5. Uma história que nos
renova
Em
cada grande história, entra em jogo a nossa história. Ao mesmo tempo que lemos
a Escritura, as histórias dos Santos e outros textos que souberam ler a alma do
homem e trazer à luz a sua beleza, o Espírito Santo fica livre para escrever no
nosso coração, renovando em nós a memória daquilo que somos aos olhos de Deus.
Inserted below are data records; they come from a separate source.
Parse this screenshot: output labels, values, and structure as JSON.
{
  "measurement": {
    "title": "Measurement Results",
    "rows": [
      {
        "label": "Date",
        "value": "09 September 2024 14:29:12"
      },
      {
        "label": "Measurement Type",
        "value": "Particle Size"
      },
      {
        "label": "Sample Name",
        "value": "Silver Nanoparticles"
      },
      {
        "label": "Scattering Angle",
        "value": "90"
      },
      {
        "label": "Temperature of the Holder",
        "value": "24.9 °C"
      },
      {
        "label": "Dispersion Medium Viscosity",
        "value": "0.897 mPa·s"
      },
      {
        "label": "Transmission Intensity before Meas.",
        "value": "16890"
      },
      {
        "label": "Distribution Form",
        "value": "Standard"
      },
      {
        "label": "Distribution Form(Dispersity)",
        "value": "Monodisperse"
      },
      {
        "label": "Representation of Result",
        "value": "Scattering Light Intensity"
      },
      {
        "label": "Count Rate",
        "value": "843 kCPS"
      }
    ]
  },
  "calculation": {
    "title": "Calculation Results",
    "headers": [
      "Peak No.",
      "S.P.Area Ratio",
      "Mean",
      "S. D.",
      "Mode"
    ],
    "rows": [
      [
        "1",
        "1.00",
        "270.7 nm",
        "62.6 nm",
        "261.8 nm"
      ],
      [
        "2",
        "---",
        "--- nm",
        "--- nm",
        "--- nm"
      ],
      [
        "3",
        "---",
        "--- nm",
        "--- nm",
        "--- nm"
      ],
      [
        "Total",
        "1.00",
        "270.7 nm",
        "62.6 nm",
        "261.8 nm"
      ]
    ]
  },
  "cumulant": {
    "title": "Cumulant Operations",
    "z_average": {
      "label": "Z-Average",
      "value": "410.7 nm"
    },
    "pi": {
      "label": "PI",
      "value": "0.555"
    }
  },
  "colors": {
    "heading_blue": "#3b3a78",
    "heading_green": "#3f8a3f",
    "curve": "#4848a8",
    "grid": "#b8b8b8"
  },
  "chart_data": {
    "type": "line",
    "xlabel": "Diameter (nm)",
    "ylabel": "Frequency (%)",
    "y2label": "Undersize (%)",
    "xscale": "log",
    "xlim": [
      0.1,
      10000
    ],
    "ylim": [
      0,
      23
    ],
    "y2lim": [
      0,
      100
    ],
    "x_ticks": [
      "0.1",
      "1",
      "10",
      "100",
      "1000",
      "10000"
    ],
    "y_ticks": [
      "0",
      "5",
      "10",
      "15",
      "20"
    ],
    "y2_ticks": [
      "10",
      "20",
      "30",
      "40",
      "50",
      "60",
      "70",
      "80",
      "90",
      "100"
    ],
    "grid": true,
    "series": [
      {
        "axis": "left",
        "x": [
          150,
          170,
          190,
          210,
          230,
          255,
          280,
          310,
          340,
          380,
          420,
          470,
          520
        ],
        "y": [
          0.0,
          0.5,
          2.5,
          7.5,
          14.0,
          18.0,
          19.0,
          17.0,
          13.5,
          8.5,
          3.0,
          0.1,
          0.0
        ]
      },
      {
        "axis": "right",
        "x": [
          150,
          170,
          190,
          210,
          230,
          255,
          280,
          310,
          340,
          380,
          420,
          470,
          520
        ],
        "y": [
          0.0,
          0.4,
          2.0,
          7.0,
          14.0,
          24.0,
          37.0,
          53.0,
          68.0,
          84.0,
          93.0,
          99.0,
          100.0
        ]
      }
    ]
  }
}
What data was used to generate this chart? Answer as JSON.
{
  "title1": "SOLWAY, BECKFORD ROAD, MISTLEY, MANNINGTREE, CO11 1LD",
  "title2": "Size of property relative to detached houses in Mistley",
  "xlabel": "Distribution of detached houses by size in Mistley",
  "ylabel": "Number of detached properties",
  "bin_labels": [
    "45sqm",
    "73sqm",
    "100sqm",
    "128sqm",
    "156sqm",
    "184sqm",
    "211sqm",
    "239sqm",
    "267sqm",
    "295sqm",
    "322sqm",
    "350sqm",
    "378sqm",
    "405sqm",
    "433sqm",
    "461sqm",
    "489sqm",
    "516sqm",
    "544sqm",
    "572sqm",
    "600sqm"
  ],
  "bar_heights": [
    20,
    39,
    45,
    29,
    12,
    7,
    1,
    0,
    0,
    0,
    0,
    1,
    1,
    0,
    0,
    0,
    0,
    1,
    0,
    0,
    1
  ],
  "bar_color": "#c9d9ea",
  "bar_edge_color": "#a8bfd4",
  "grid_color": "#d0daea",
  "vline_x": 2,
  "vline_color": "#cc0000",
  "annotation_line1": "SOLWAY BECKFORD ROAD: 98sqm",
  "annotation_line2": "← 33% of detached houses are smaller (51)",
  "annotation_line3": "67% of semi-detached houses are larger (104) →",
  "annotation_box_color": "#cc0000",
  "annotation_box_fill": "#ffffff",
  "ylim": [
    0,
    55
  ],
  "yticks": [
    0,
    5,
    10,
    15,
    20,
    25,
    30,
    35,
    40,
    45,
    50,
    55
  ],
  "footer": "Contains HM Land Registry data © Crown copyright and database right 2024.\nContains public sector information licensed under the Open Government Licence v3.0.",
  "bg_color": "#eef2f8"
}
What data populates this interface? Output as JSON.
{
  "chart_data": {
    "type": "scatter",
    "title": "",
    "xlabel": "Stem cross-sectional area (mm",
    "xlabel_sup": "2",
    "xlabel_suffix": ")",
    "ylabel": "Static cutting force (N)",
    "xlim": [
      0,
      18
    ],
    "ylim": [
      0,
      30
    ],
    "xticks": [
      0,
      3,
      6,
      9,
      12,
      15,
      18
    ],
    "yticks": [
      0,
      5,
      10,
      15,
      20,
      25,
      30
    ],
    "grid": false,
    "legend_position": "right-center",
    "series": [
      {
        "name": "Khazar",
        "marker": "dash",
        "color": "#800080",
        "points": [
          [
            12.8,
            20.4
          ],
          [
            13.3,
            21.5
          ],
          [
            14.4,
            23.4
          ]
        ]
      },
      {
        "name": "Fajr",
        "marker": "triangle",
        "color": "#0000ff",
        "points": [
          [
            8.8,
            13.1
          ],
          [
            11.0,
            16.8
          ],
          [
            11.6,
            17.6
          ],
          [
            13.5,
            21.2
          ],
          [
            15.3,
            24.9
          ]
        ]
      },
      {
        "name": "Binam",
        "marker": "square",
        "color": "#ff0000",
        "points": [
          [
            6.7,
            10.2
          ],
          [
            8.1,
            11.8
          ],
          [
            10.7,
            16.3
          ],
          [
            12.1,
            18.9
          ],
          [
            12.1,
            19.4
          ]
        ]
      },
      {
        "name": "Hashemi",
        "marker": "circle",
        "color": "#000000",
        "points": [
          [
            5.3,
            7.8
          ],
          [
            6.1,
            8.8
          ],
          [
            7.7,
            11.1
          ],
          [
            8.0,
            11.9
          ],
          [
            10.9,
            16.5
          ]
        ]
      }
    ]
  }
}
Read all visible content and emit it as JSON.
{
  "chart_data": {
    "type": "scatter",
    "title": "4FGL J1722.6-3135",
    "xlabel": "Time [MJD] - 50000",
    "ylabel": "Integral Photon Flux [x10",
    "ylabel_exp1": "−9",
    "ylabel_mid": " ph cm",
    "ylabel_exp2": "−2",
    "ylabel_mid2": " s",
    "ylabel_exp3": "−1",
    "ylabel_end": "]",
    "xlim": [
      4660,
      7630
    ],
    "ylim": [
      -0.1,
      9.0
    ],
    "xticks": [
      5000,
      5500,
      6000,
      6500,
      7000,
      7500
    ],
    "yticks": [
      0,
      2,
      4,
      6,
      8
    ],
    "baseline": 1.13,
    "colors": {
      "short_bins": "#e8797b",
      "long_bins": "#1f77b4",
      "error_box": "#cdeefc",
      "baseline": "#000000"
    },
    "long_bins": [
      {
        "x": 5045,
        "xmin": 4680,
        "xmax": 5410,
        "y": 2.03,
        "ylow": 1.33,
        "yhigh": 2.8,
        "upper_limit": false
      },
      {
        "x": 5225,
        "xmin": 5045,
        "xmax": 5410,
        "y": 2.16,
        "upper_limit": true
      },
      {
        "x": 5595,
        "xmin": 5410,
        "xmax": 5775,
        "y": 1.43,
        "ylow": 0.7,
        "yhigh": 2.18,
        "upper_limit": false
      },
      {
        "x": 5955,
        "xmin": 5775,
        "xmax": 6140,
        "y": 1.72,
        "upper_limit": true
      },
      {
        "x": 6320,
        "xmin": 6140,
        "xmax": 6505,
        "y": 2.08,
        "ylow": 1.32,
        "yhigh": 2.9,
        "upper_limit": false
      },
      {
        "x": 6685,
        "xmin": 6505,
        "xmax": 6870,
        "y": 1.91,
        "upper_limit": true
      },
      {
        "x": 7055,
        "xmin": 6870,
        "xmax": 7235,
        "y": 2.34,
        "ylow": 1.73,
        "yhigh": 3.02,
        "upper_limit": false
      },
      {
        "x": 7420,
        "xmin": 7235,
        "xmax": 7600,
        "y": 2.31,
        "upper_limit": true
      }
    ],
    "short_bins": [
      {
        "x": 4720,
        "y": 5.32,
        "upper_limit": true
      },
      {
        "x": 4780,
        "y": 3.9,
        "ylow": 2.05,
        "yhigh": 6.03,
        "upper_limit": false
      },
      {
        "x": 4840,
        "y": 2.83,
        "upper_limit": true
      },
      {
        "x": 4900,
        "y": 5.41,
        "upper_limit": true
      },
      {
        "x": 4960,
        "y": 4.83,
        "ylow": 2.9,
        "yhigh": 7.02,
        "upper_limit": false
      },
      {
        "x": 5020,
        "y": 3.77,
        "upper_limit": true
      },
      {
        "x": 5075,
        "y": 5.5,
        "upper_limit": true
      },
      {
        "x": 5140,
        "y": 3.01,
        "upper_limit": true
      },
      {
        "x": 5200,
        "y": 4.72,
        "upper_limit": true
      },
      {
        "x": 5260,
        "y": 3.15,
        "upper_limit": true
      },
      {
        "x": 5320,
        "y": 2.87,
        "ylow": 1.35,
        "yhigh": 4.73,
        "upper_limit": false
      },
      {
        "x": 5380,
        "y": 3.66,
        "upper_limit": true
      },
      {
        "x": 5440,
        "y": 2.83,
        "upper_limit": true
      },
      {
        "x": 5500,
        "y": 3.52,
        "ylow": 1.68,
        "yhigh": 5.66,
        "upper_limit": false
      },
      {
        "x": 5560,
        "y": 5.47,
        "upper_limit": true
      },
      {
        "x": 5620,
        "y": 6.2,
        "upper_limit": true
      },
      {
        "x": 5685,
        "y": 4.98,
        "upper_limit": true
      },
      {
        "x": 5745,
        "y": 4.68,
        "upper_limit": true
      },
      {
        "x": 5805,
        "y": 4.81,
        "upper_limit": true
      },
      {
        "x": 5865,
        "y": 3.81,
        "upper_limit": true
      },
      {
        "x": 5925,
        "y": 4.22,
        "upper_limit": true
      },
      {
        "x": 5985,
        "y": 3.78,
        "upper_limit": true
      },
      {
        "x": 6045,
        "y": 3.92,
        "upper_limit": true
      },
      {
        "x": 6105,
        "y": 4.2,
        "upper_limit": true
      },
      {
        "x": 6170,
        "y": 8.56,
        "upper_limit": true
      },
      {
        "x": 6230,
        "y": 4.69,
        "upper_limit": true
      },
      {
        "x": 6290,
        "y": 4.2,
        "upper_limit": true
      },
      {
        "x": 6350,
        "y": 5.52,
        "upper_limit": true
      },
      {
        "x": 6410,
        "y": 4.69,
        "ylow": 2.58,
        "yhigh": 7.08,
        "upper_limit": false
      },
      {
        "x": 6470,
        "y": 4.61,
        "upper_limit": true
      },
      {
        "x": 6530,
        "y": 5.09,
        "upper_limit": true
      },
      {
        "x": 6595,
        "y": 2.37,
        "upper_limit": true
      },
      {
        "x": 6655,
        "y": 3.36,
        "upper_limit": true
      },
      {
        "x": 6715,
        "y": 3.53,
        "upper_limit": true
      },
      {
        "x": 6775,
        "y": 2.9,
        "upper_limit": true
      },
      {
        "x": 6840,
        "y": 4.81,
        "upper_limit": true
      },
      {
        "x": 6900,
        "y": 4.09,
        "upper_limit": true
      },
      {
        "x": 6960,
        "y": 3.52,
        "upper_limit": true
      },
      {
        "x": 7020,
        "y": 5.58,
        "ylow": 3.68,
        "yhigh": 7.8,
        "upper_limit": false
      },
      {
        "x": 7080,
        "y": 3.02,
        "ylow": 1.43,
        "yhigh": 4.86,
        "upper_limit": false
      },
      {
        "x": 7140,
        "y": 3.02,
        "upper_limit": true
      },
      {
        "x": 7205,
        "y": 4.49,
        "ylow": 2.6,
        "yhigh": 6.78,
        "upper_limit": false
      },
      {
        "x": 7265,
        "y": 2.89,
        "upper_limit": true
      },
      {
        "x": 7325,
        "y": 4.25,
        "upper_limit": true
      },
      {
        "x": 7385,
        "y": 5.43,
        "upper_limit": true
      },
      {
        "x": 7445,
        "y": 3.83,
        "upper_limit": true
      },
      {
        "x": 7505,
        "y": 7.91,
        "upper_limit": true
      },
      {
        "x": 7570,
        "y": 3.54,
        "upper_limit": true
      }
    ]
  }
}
Quando fazemos memória do amor que nos criou e salvou, quando metemos amor nas
nossas histórias diárias, quando tecemos de misericórdia as tramas dos nossos
dias, nesse momento estamos a mudar de página. Já não ficamos atados a lamentos
e tristezas, ligados a uma memória doente que nos aprisiona o coração, mas,
abrindo-nos aos outros, abrimo-nos à própria visão do Narrador. Nunca é inútil
narrar a Deus a nossa história: ainda que permaneça inalterada a crônica dos fatos,
mudam o sentido e a perspectiva. Narrarmo-nos ao Senhor é entrar no seu olhar
de amor compassivo por nós e pelos outros. A Ele podemos narrar as histórias
que vivemos, levar as pessoas, confiar situações. Com Ele, podemos recompor o
tecido da vida, cozendo as rupturas e os rasgões. Quanto nós, todos, precisamos
disso!
Com
o olhar do Narrador – o único que tem o ponto de vista final –, aproximamo-nos
depois dos protagonistas, dos nossos irmãos e irmãs, atores juntamente conosco
da história de hoje. Sim, porque ninguém é mero figurante no palco do mundo; a
história de cada um está aberta a possibilidades de mudança. Mesmo quando
narramos o mal, podemos aprender a deixar o espaço à redenção; podemos
reconhecer, no meio do mal, também o dinamismo do bem e dar-lhe espaço.
Por
isso, não se trata de seguir as lógicas do «mentiroso», nem de fazer ou
fazer-se publicidade, mas de fazer memória daquilo que somos aos olhos de Deus,
testemunhar aquilo que o Espírito escreve nos corações, revelar a cada um que a
sua história contém maravilhas estupendas. Para o conseguirmos fazer,
confiemo-nos a uma Mulher que teceu a humanidade de Deus no seio e – diz o
Evangelho – teceu conjuntamente tudo o que Lhe acontecia. De fato, a Virgem
Maria tudo guardou, meditando-o no seu coração (cf. Lc 2, 19).
Peçamos-Lhe ajuda a Ela, que soube desatar os nós da vida com a força suave do
amor:
Ó Maria, mulher e mãe, Vós
tecestes no seio a Palavra divina, Vós narrastes com a vossa vida as magníficas
obras de Deus. Ouvi as nossas histórias, guardai-as no vosso coração e fazei
vossas também as histórias que ninguém quer escutar. Ensinai-nos a reconhecer o
fio bom que guia a história. Olhai o cúmulo de nós em que se emaranhou a nossa
vida, paralisando a nossa memória. Pelas vossas mãos delicadas, todos os nós
podem ser desatados. Mulher do Espírito, Mãe da confiança, inspirai-nos também
a nós. Ajudai-nos a construir histórias de paz, histórias de futuro. E indicai-nos
o caminho para as percorrermos juntos.
Roma,
em São João de Latrão, na Memória de São Francisco de Sales, 24 de janeiro de
2020.
Franciscus
[1]Cf.
Bento XVI, Carta enc. Spe
salvi (30/XI/2007), 2: «A mensagem cristã não era só
"informativa", mas "performativa". Significa isto que o
Evangelho não é apenas uma comunicação de realidades que se podem saber, mas
uma comunicação que gera factos e muda a vida».